Twenty-nine-year-old Kofi Kafui Kornu recalls with nostalgia the visits to his grandparents’ home in Ghana’s eastern Volta region during his childhood. Though he last visited the village three years ago, he cherishes memories of wine tappers partaking the local delicacy of silk worms.
“When the tappers returned home from their farms they carried a bowl of worms collected from the palm trees. The insects would be boiled and eaten as an accompaniment,” he said on the sidelines of an international agricultural conference in Accra.
The ICT and mathematics teaching assistant at the Catholic University College in Sunyani says although he did not get to eat the worms, he still shares the memories with his age mates.
“I can picture myself eating the worms and will definitely try them when I go to the village,” said Mr Kornu.
Experts at the conference called to look at ways to end endemic famine in the region see the consumption of insects as an alternative but rich and readily available source of nutrition.
Insect eating in Ghana, like in many African countries, is common. Up north, tribes like the Frafra also collect and fry termites attracted to light after rainfall. After the wings are plucked, the termites are fried without oil and eaten.
Kornu’s friends at the university often taunted him that once he started eating termites he would not stop. He counts himself fortunate for being exposed to his culture even though he was born and bred in the Tema area of the greater Accra region.
The most commonly consumed insect in Africa, according to the Food and Agriculture Organisation (FAO), is the cricket whose consumption preference of either being fried, smoked or dried in the sun depends on local communities.
In Algeria, the desert locust, which is a good protein source is ‘harvested’, soaked in salt water and dried in the sun and eaten mainly by the poor.
Caterpillar eating is common in central African countries and in Botswana, where either the legs of the caterpillars are plucked off and the insect deep-fried, or the gut removed before what is left is cooked.
Studies have shown that in every 100 grammes of dried caterpillars, there are about 53 grammes of protein, 15 per cent of fat and about 17 per cent of carbohydrates — which is a higher content of fat and protein than would be found in a similar amount of beef.

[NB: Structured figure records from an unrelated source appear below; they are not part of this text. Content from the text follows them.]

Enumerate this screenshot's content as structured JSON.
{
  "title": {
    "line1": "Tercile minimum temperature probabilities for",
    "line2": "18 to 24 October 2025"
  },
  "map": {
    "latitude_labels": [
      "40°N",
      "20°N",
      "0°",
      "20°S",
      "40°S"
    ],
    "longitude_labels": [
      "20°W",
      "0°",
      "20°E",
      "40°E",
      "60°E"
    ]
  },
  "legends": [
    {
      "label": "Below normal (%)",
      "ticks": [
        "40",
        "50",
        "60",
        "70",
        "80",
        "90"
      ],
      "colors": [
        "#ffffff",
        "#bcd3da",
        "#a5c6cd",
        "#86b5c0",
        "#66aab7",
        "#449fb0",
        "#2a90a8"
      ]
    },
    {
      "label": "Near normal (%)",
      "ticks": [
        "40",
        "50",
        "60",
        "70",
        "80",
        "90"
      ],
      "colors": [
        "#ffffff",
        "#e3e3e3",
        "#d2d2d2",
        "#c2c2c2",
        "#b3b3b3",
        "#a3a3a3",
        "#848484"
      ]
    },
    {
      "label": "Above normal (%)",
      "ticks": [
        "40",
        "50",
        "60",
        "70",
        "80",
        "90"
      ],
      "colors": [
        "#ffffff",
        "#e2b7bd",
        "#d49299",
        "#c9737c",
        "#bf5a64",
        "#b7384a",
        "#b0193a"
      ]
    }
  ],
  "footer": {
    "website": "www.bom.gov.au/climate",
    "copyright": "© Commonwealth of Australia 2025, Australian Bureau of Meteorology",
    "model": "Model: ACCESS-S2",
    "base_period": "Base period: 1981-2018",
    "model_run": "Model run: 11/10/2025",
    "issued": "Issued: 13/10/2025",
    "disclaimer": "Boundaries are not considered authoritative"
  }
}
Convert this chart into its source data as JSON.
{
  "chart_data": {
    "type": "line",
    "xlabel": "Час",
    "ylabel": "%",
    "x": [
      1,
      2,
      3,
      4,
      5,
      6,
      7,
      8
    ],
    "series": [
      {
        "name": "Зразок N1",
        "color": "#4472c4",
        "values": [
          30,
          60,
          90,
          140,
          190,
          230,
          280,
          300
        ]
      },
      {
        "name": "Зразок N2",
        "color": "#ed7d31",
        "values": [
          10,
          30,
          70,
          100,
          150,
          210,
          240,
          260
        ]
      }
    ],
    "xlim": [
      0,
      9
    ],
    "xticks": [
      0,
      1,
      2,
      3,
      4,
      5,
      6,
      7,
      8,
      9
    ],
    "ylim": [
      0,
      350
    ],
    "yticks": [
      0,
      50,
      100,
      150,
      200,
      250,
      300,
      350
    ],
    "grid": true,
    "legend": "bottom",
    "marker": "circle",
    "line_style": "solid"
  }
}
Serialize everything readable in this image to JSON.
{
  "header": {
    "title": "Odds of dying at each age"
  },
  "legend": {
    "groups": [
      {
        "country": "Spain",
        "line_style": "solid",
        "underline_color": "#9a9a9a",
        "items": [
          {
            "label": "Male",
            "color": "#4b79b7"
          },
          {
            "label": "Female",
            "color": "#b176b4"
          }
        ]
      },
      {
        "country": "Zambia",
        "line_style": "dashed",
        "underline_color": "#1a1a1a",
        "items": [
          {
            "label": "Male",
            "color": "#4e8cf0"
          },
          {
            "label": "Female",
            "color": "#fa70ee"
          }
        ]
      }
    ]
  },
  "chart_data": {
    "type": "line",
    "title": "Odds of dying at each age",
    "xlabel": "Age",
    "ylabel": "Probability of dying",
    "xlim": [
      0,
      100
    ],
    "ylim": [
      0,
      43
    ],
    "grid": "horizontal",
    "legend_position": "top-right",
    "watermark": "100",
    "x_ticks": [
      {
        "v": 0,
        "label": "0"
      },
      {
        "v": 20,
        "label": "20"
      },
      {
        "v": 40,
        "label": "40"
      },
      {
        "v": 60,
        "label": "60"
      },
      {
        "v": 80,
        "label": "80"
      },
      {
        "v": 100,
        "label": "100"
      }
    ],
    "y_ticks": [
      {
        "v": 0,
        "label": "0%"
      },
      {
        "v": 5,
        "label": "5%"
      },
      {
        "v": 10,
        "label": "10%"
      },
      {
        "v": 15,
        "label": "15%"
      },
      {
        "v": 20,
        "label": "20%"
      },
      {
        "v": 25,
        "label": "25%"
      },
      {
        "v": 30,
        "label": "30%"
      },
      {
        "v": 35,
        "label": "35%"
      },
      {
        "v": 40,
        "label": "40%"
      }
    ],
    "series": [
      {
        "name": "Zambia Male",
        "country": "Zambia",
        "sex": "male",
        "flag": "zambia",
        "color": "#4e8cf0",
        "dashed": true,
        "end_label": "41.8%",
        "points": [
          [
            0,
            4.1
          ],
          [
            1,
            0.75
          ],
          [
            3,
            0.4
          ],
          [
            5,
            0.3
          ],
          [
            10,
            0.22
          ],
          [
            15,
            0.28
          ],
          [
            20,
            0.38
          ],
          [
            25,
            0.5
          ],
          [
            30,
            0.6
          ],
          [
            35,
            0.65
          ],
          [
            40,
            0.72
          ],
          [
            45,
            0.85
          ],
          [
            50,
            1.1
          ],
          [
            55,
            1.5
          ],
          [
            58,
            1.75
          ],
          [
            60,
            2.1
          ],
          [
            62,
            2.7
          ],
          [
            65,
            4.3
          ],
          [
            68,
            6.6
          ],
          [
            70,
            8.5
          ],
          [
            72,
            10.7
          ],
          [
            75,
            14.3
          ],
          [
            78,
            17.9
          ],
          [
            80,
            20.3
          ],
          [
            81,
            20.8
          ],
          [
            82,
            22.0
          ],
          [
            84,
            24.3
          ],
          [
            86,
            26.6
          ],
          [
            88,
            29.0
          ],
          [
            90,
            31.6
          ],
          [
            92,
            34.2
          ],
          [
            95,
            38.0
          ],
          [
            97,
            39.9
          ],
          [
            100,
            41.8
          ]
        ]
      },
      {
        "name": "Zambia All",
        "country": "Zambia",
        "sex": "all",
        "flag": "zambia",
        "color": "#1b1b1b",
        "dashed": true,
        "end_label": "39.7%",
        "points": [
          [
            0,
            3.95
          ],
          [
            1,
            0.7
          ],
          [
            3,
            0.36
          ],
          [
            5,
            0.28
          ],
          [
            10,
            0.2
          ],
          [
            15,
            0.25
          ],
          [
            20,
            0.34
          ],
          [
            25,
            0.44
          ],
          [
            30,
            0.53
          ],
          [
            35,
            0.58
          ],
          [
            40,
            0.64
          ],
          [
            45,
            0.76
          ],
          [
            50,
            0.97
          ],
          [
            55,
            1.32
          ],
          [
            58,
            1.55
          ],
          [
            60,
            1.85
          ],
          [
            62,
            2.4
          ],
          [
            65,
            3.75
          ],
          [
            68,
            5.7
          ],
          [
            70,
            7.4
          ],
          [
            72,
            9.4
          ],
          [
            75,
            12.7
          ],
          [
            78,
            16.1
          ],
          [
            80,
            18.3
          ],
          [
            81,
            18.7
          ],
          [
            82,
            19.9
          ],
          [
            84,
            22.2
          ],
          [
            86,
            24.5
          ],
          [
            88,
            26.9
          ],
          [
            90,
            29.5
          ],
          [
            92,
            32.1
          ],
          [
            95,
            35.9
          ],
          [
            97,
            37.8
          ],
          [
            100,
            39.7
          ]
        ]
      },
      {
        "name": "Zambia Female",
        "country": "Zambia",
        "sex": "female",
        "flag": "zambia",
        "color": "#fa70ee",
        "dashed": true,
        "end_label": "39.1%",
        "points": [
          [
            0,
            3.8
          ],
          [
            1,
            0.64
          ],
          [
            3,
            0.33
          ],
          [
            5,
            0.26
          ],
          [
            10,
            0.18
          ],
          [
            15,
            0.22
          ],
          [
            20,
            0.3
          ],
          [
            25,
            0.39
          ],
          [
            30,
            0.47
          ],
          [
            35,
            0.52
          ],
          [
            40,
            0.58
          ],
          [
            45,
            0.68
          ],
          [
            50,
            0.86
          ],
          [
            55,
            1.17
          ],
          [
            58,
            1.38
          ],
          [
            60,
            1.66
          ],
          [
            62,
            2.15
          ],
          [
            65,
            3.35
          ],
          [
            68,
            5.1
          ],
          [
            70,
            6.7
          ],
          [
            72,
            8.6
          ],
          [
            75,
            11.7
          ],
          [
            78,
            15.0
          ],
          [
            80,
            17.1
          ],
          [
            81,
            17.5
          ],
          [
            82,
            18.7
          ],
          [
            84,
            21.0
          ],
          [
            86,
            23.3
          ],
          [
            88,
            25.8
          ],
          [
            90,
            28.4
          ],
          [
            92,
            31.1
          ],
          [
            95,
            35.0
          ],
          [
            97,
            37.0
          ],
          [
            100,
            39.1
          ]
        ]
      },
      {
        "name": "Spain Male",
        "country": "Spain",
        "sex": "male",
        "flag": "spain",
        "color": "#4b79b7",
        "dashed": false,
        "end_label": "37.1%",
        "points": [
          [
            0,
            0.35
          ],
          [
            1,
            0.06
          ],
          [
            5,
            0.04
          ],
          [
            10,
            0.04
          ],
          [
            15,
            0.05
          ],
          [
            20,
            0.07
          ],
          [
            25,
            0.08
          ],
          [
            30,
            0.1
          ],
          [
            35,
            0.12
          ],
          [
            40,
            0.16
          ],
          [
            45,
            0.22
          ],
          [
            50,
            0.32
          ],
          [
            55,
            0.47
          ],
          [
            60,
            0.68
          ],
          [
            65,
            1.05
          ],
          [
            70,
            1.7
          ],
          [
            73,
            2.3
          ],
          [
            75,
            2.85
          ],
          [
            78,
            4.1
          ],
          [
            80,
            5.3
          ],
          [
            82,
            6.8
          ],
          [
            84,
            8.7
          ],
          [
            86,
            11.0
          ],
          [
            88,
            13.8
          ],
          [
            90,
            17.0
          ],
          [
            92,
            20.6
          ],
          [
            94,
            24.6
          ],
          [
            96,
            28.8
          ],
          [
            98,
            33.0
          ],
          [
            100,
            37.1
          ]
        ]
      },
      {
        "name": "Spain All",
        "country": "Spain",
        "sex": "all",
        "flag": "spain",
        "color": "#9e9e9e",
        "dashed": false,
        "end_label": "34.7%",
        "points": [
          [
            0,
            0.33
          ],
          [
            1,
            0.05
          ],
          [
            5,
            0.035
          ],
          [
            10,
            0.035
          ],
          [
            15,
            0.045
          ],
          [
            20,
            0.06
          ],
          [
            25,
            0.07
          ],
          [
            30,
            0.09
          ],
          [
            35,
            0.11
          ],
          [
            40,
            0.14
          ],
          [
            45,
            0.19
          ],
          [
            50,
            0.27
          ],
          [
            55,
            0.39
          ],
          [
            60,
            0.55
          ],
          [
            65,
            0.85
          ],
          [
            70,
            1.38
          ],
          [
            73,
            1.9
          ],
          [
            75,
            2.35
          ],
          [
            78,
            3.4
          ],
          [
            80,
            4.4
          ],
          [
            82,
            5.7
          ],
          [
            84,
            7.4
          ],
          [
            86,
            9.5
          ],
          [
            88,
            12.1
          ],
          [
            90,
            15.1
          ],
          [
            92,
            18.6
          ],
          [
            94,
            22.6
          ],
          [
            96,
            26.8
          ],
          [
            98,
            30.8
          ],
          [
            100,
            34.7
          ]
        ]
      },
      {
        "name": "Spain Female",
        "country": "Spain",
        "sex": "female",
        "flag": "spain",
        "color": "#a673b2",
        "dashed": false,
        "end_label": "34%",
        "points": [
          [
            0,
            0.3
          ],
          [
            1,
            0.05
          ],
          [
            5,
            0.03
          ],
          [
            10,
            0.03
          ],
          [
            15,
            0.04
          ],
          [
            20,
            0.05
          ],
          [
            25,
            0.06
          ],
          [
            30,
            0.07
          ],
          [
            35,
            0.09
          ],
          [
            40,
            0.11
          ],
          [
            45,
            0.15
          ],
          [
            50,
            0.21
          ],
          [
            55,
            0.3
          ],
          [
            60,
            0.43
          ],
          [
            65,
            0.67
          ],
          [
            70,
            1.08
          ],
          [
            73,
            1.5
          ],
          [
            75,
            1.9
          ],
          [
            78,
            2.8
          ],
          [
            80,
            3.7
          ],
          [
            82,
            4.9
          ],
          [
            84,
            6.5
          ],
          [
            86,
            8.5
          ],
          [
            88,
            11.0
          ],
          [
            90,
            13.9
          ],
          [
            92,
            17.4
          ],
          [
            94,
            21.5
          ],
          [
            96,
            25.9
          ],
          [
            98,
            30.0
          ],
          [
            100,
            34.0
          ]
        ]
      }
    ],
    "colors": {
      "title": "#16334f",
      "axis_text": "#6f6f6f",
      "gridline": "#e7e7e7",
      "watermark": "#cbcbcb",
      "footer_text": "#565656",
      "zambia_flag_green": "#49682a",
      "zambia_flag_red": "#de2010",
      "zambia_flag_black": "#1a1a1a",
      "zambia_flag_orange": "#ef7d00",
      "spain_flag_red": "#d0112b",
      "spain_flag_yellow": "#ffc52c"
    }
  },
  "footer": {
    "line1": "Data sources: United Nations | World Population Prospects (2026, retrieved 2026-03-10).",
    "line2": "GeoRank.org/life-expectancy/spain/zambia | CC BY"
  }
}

The Mopane worm found mainly in Zimbabwe is huge export business. It is dried and exported to Botswana, South Africa and sometimes onwards to African hotels in Europe.
In May, when the FAO released a report advocating more consumption of insects, it attracted support and criticism in equal measure. The report, Edible Insects: Future Prospects for Food and Feed Security, promotes the creatures as low-fat high-protein diets for people, pets and livestock.
Though currently two billion people eat insects globally, FAO has launched a campaign for their increased uptake as an alternative source of food for the continent’s growing population which is expected to double in 2050.
According to Dr Suresh Raina, a principal research scientist with the Nairobi-based International Centre of Insect Physiology and Ecology (Icipe), the uptake of insects though significant in Africa is greatly hindered by perceptions.
“So many people think about what the insects do when they are alive and where they have been and this negative picture actually creates the unpalatability perception in their minds,” he said.
Dr Raina says that urbanisation also plays a role, especially in cases where people who used to eat insects in their rural areas do not now want to be associated with what is seen as poverty.
“The public needs to be educated on the benefits of eating insects because they are more nutritious than red meat,” he said. “Most people are just put off because of the presentation of the cooked insects but if people came up with protein bars and shakes made from insects people would be more receptive.”
The scientist admits that it will, however, take time before “high class” people in African cities walk into a restaurant and order a plate of worms or other edible insects, however, exquisitely they may have been cooked.
In line with the FAO’s campaign, Icipe has already dedicated a department for the mass production of caterpillars and grasshoppers to increase their population in areas where they are highly consumed.
Dr Raina, who is involved in a project to promote beekeeping for pollination purposes in Kenya, also wants to champion the consumption of drones locally and export them to a ready market in Japan.
“Male drones in the hives have now other work apart from populating with the queen bee and studies have shown that they are quite a high source of protein,” he says.
“So apart from farmers having a bumper harvest from the cross pollination and honey which they can sell, they will in time be able to harvest the drones to supplement their food stores,” he said.